Sars-CoV-2, a Globalization Challenge


    Lectură de 13 minute
    Pandemics influenced and changed our lives for thousands of years. Fortunately, we understand how they work, we know what to expect, and understand what we need to change.

    Two weeks ago I moved from Hong Kong (where I lived for a year) to Frankfurt. In the half empty plane I filled out a special form in which I wrote the address where I can be found and where I will be staying for the month.

    At the airport in Frankfurt I was taken by surprise; surprised not by the reading of our body temperatures with infrared sensors, which is a practice that has been ubiquitously used at Hong Kong airport and passenger terminal long before COVID-19 appeared, but by their total absence.

    I experienced a kind of liberating feeling – finally I had arrived in a place which was less affected by the virus while being farther away from a society which I perceived as fundamentally controlling – whether through diffuse social means or directly, politically.

    Within less than two days, Lombardy went into quarantine, then all of Italy. Romania experienced a transition from discourses about the rescuing of its diaspora to ones about a now dangerous invading, plague-carrying diaspora.

    Suddenly my own feelings turned from momentary release to that of insecurity. I started to think, or rather to feel, that I’m much more exposed to ‘contamination’ here in Europe than I ever was in Hong Kong.

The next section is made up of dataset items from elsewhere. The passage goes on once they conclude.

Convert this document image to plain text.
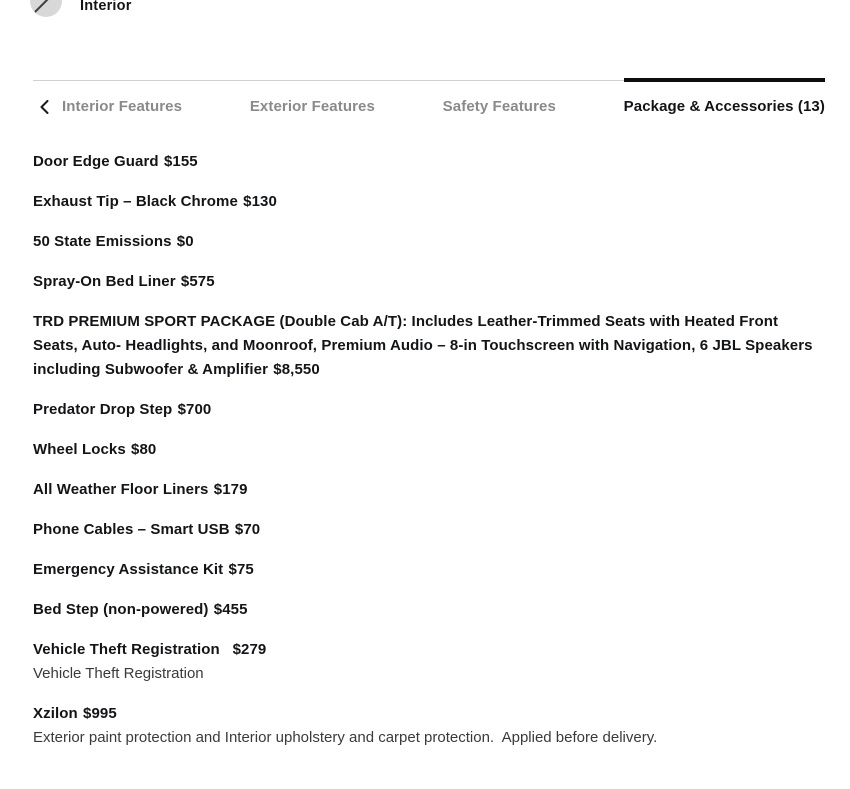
Interior
Interior Features	Exterior Features	Safety Features	Package & Accessories (13)
Door Edge Guard $155
Exhaust Tip – Black Chrome $130
50 State Emissions $0
Spray-On Bed Liner $575
TRD PREMIUM SPORT PACKAGE (Double Cab A/T): Includes Leather-Trimmed Seats with Heated Front Seats, Auto- Headlights, and Moonroof, Premium Audio – 8-in Touchscreen with Navigation, 6 JBL Speakers including Subwoofer & Amplifier $8,550
Predator Drop Step $700
Wheel Locks $80
All Weather Floor Liners $179
Phone Cables – Smart USB $70
Emergency Assistance Kit $75
Bed Step (non-powered) $455
Vehicle Theft Registration $279
Vehicle Theft Registration
Xzilon $995
Exterior paint protection and Interior upholstery and carpet protection.  Applied before delivery.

    Viruses are interesting biological entities, ribonucleic acid sequences that do not have all the characteristics of a living being. Viruses need host organisms to reproduce and spread. When the hosts are humans, viruses become, in a broader sense, anthropological entities.

    This article is not and should not be used as a reference for the course of action that each of us, individually or collectively, as a society, should follow. This advice comes best from doctors, institutions and specialised bodies.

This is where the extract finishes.